Phi-3.5-MoE-instruct
Property | Value |
---|---|
Total Parameters | 41.9B |
Active Parameters | 6.6B |
Context Length | 128K tokens |
License | MIT |
Technical Paper | Phi-3 Technical Report |
Languages Supported | 23 languages including English, Chinese, Arabic, etc. |
What is Phi-3.5-MoE-instruct?
Phi-3.5-MoE-instruct is Microsoft's latest Mixture-of-Experts (MoE) language model that achieves remarkable performance while maintaining computational efficiency. With 41.9B total parameters but only 6.6B active parameters during inference, it represents a significant advancement in efficient AI model design.
Implementation Details
The model utilizes a mixture-of-experts architecture with 16 expert networks, though only 2 experts are active during inference. It supports a massive 128K token context window and operates with BF16 precision. The model was trained on 4.9T tokens over 23 days using 512 H100-80G GPUs.

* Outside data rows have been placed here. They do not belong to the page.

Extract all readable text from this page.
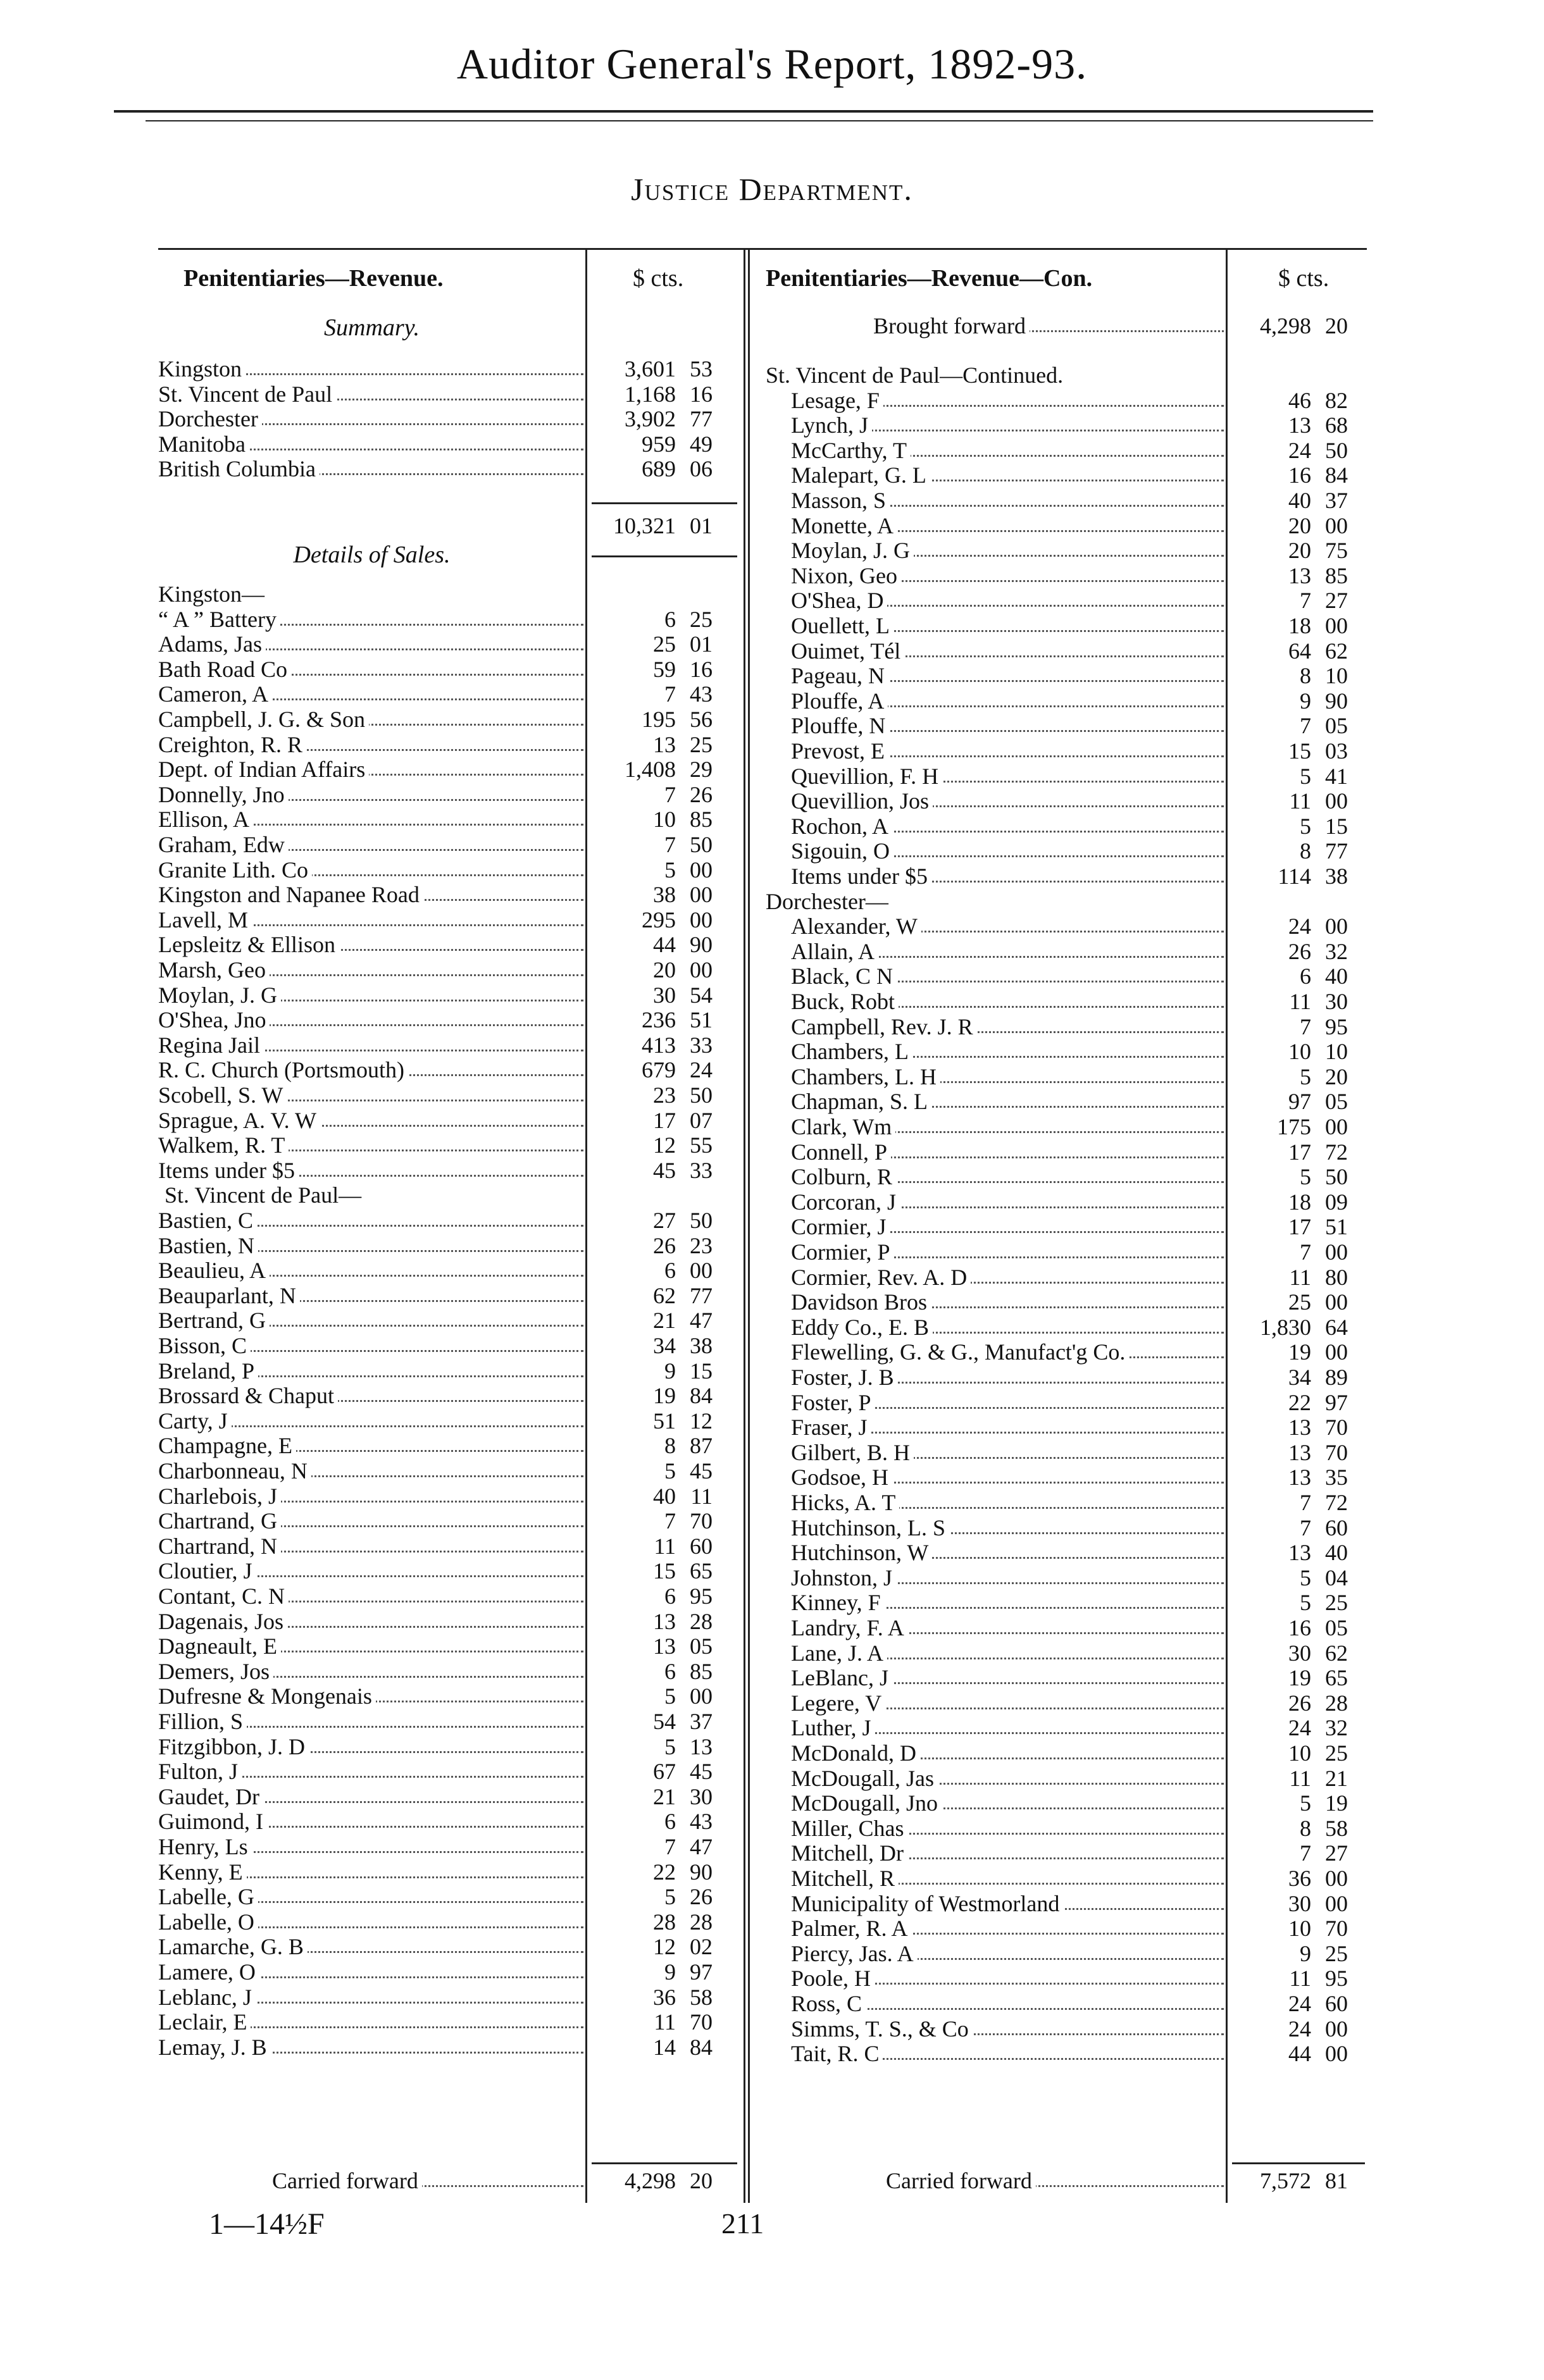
Auditor General's Report, 1892-93.
Justice Department.
Penitentiaries—Revenue.	$ cts.	Penitentiaries—Revenue—Con.	$ cts.
Summary.
Details of Sales.
Kingston	3,601 53
St. Vincent de Paul	1,168 16
Dorchester	3,902 77
Manitoba	959 49
British Columbia	689 06
10,321 01
Kingston—
“ A ” Battery	6 25
Adams, Jas	25 01
Bath Road Co	59 16
Cameron, A	7 43
Campbell, J. G. & Son	195 56
Creighton, R. R	13 25
Dept. of Indian Affairs	1,408 29
Donnelly, Jno	7 26
Ellison, A	10 85
Graham, Edw	7 50
Granite Lith. Co	5 00
Kingston and Napanee Road	38 00
Lavell, M	295 00
Lepsleitz & Ellison	44 90
Marsh, Geo	20 00
Moylan, J. G	30 54
O'Shea, Jno	236 51
Regina Jail	413 33
R. C. Church (Portsmouth)	679 24
Scobell, S. W	23 50
Sprague, A. V. W	17 07
Walkem, R. T	12 55
Items under $5	45 33
St. Vincent de Paul—
Bastien, C	27 50
Bastien, N	26 23
Beaulieu, A	6 00
Beauparlant, N	62 77
Bertrand, G	21 47
Bisson, C	34 38
Breland, P	9 15
Brossard & Chaput	19 84
Carty, J	51 12
Champagne, E	8 87
Charbonneau, N	5 45
Charlebois, J	40 11
Chartrand, G	7 70
Chartrand, N	11 60
Cloutier, J	15 65
Contant, C. N	6 95
Dagenais, Jos	13 28
Dagneault, E	13 05
Demers, Jos	6 85
Dufresne & Mongenais	5 00
Fillion, S	54 37
Fitzgibbon, J. D	5 13
Fulton, J	67 45
Gaudet, Dr	21 30
Guimond, I	6 43
Henry, Ls	7 47
Kenny, E	22 90
Labelle, G	5 26
Labelle, O	28 28
Lamarche, G. B	12 02
Lamere, O	9 97
Leblanc, J	36 58
Leclair, E	11 70
Lemay, J. B	14 84
Carried forward	4,298 20
Brought forward	4,298 20
St. Vincent de Paul—Continued.
Lesage, F	46 82
Lynch, J	13 68
McCarthy, T	24 50
Malepart, G. L	16 84
Masson, S	40 37
Monette, A	20 00
Moylan, J. G	20 75
Nixon, Geo	13 85
O'Shea, D	7 27
Ouellett, L	18 00
Ouimet, Tél	64 62
Pageau, N	8 10
Plouffe, A	9 90
Plouffe, N	7 05
Prevost, E	15 03
Quevillion, F. H	5 41
Quevillion, Jos	11 00
Rochon, A	5 15
Sigouin, O	8 77
Items under $5	114 38
Dorchester—
Alexander, W	24 00
Allain, A	26 32
Black, C N	6 40
Buck, Robt	11 30
Campbell, Rev. J. R	7 95
Chambers, L	10 10
Chambers, L. H	5 20
Chapman, S. L	97 05
Clark, Wm	175 00
Connell, P	17 72
Colburn, R	5 50
Corcoran, J	18 09
Cormier, J	17 51
Cormier, P	7 00
Cormier, Rev. A. D	11 80
Davidson Bros	25 00
Eddy Co., E. B	1,830 64
Flewelling, G. & G., Manufact'g Co.	19 00
Foster, J. B	34 89
Foster, P	22 97
Fraser, J	13 70
Gilbert, B. H	13 70
Godsoe, H	13 35
Hicks, A. T	7 72
Hutchinson, L. S	7 60
Hutchinson, W	13 40
Johnston, J	5 04
Kinney, F	5 25
Landry, F. A	16 05
Lane, J. A	30 62
LeBlanc, J	19 65
Legere, V	26 28
Luther, J	24 32
McDonald, D	10 25
McDougall, Jas	11 21
McDougall, Jno	5 19
Miller, Chas	8 58
Mitchell, Dr	7 27
Mitchell, R	36 00
Municipality of Westmorland	30 00
Palmer, R. A	10 70
Piercy, Jas. A	9 25
Poole, H	11 95
Ross, C	24 60
Simms, T. S., & Co	24 00
Tait, R. C	44 00
Carried forward	7,572 81
1—14½F	211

- Advanced flash attention mechanism for improved performance
- Comprehensive safety post-training implementation
- Support for 23 different languages
- Integration with popular frameworks like PyTorch and Transformers
Core Capabilities
- Strong performance in reasoning tasks, particularly in code, math, and logic
- Competitive multilingual capabilities despite smaller active parameter count
- Long-context understanding with 128K token support
- Efficient operation in memory/compute constrained environments
- State-of-the-art performance in various benchmarks, often outperforming larger models
Frequently Asked Questions
Q: What makes this model unique?
The model's key innovation lies in its efficient MoE architecture that achieves high performance with only 6.6B active parameters, making it both powerful and computationally efficient. It outperforms many larger models while requiring fewer resources.
Q: What are the recommended use cases?
The model excels in scenarios requiring strong reasoning capabilities, particularly in code generation, mathematical problem-solving, and logical reasoning. It's especially suitable for deployment in memory-constrained environments or latency-sensitive applications.